Idly, Eric watched her unload her cart: he knew her situation too well.  Sooner or later she’d be in trouble, either victim or perpetrator, and sooner or later he or one of seven other local lawyers would be called upon to defend her, or whomever had hurt her, a distasteful task in a world in which no social problem was addressed till it was a disaster, no compensation.

Ten years before, new at the game, he might have had some sympathy, but he’d been burned repeatedly.  Always the taste of that Corky Beaulieu kid he’d spoken for and sheltered and finally gotten off light and who’d emptied Eric’s bank account using a stolen check and considerable charm at the friendly local bank, and who’d then proceeded to drive Eric’s first and only brand-new car all the way to Florida before killing that college kid in a bar fight and immolating himself (and the car, of course, total destruction) in a high-speed chase with Orlando’s finest.

Her shopping, pathetic: two large bags tortilla chips, a bag of carrots, a bag of oranges, four big cans baked beans—a good run—but then three boxes of Pop-tarts and innumerable packets of ramen noodles, six boxes generic mac and cheese, two boxes of wine.  The one agreeable thing after the produce was coffee, freshly ground, also a sheaf of unbleached coffee filters.  Finally, a big bottle of Advil.

Eric turned his attention to Jennifer Aniston on the cover of five different tabloids.  Was she aging well?  Had she gained a lot of weight?  Was a minidress appropriate? Some people in this world got all the attention.  Eric noted with odd pleasure that Ms. Aniston was older than he, if not by much.

In a subdued voice, the young woman chose plastic over paper, and the kindly old bagger in his apron and bowtie packed her purchases carefully, well behind the checkout lady’s pace.  But good for Hannaford, Eric thought, hiring the guy at no-doubt minimum wage with his savings all eaten up by his wife’s final illness—the sadness of late-life loss was in the old bird’s eyes and posture, even in his hands.

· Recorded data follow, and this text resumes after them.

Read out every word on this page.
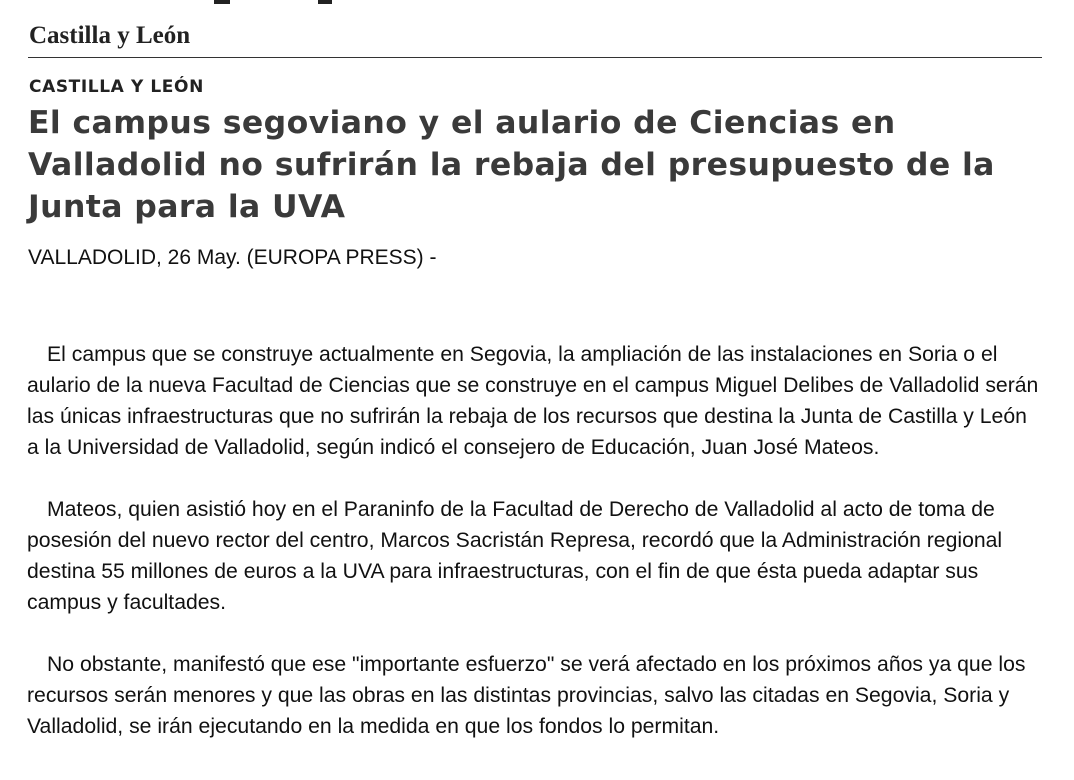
Castilla y León
CASTILLA Y LEÓN
El campus segoviano y el aulario de Ciencias en Valladolid no sufrirán la rebaja del presupuesto de la Junta para la UVA
VALLADOLID, 26 May. (EUROPA PRESS) -

El campus que se construye actualmente en Segovia, la ampliación de las instalaciones en Soria o el aulario de la nueva Facultad de Ciencias que se construye en el campus Miguel Delibes de Valladolid serán las únicas infraestructuras que no sufrirán la rebaja de los recursos que destina la Junta de Castilla y León a la Universidad de Valladolid, según indicó el consejero de Educación, Juan José Mateos.

Mateos, quien asistió hoy en el Paraninfo de la Facultad de Derecho de Valladolid al acto de toma de posesión del nuevo rector del centro, Marcos Sacristán Represa, recordó que la Administración regional destina 55 millones de euros a la UVA para infraestructuras, con el fin de que ésta pueda adaptar sus campus y facultades.

No obstante, manifestó que ese "importante esfuerzo" se verá afectado en los próximos años ya que los recursos serán menores y que las obras en las distintas provincias, salvo las citadas en Segovia, Soria y Valladolid, se irán ejecutando en la medida en que los fondos lo permitan.
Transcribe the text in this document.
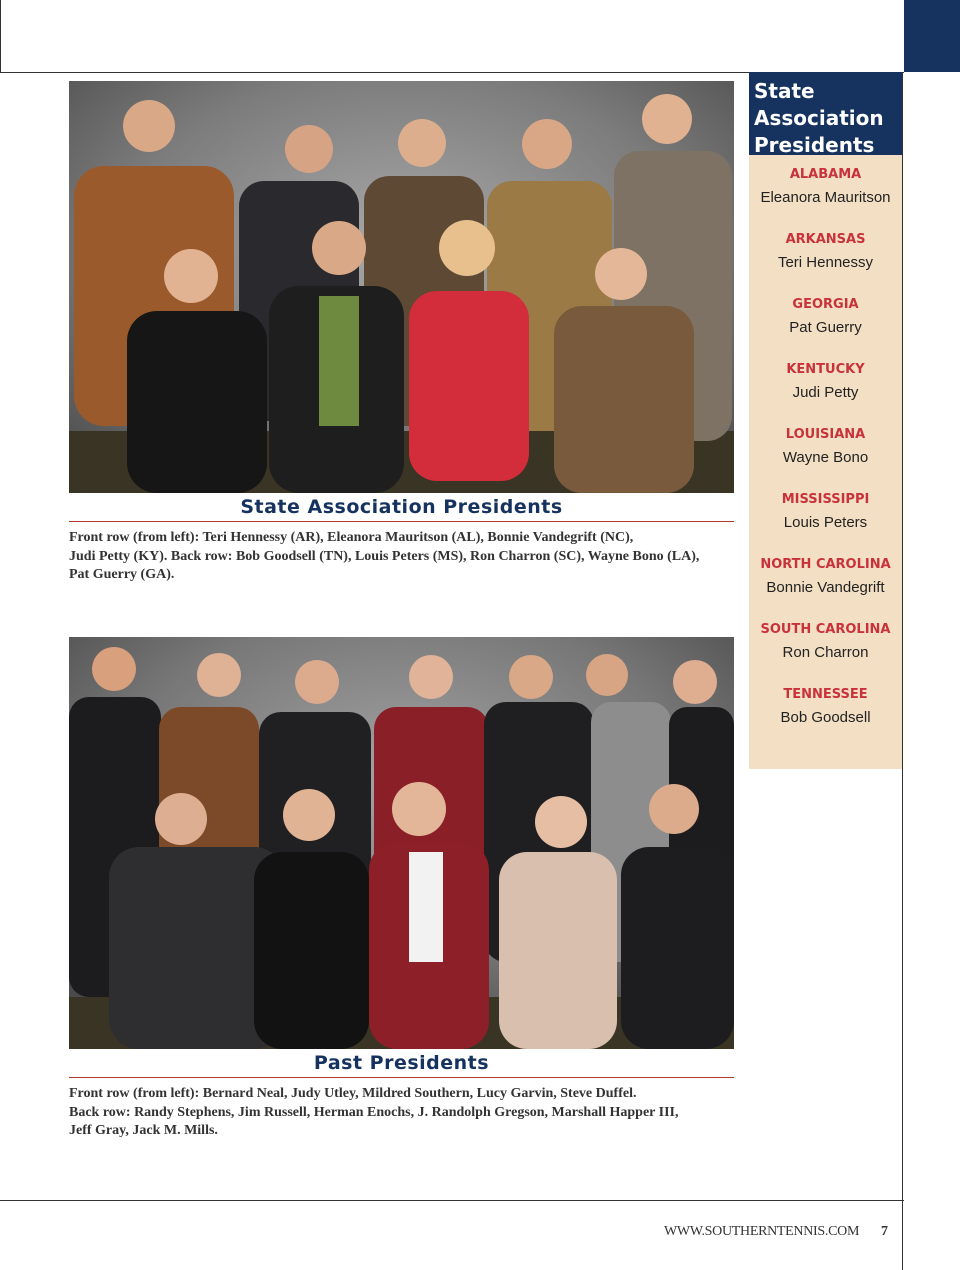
State Association Presidents
Front row (from left): Teri Hennessy (AR), Eleanora Mauritson (AL), Bonnie Vandegrift (NC),
Judi Petty (KY). Back row: Bob Goodsell (TN), Louis Peters (MS), Ron Charron (SC), Wayne Bono (LA),
Pat Guerry (GA).
Past Presidents
Front row (from left): Bernard Neal, Judy Utley, Mildred Southern, Lucy Garvin, Steve Duffel.
Back row: Randy Stephens, Jim Russell, Herman Enochs, J. Randolph Gregson, Marshall Happer III,
Jeff Gray, Jack M. Mills.
State
Association
Presidents
ALABAMA
Eleanora Mauritson
ARKANSAS
Teri Hennessy
GEORGIA
Pat Guerry
KENTUCKY
Judi Petty
LOUISIANA
Wayne Bono
MISSISSIPPI
Louis Peters
NORTH CAROLINA
Bonnie Vandegrift
SOUTH CAROLINA
Ron Charron
TENNESSEE
Bob Goodsell
WWW.SOUTHERNTENNIS.COM 7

The checkout lady was gruff and impatient, already turning to Eric’s stuff, which probably looked perverse compared with the girl’s, and had come from the new “gourmet” section of the market: organic jalapenos, organic Asian eggplants, organic red bell peppers, a bunch of organic kale for braising, two huge organic onions, a tiny bottle of fine Tuscan olive oil, five pounds good flour, French yeast in cakes, a huge chunk of very, very expensive raw-milk Parmesan (Reggiano, of course), two bottles Cotes du Rhone—and not just any old Cotes du Rhone but Alison’s favorite, thirty-four bucks a pop.  Also a packet of Bic razors, the new, good ones with five blades and a silicone-lubricating strip, thick green handles.  He was planning to cook for Alison—they’d always had fun making pizzas—and she liked her wine, also his chin, closely shaven, had once bitten him there in passion, but only once, and a long time ago.  And fruit: he’d picked out the one ripe mango in the whole display in the event of an Alison morning, unlikely, also a dozen eggs.

The girl druid ahead of him in line wasn’t saying it, but she didn’t have enough money.  The old gent had packed everything and placed her six or seven bags of stuff into her cart.  She counted out her fives and ones and piles of quarters again.  “I thought I had it all added up,” she said humbly.

“People are waiting,” the checkout lady said.

“I’m fine,” Eric said brightly.

The lady behind him made it plural, pleasant voice: “We’re fine.”  Back after that, the line was nothing but patience.

“I’ll have to put the coffee back,” the young woman said.

The old gent knew right where the coffee was and dug it out along with the filters, and the checkout lady subtracted them from the register total, apparently a vexing task.  Now the young woman’s bill was down to fifty-five dollars and change.  She should have gone generic with the Advil, Eric thought.  That would have saved her five bucks or more.

“I’ll run ’em back after,” the bagger said, meaning the coffee and the filters.  He seemed sadder than ever, and Eric pictured the sweet old fellow using half his break to transport the items back to the correct shelf in some distant corner of the vast store.

“It’s been ground,” the checkout lady said.  “You’ll have to keep it.”

“Then the oranges,” the young woman said.  “And the carrots.”

She didn’t know but Eric and everyone watching the little drama knew that the oranges and the carrots weren’t going to be enough.  He found himself rooting against the Advil: keep the fruit, keep the carrots!  That big bottle was probably eleven dollars.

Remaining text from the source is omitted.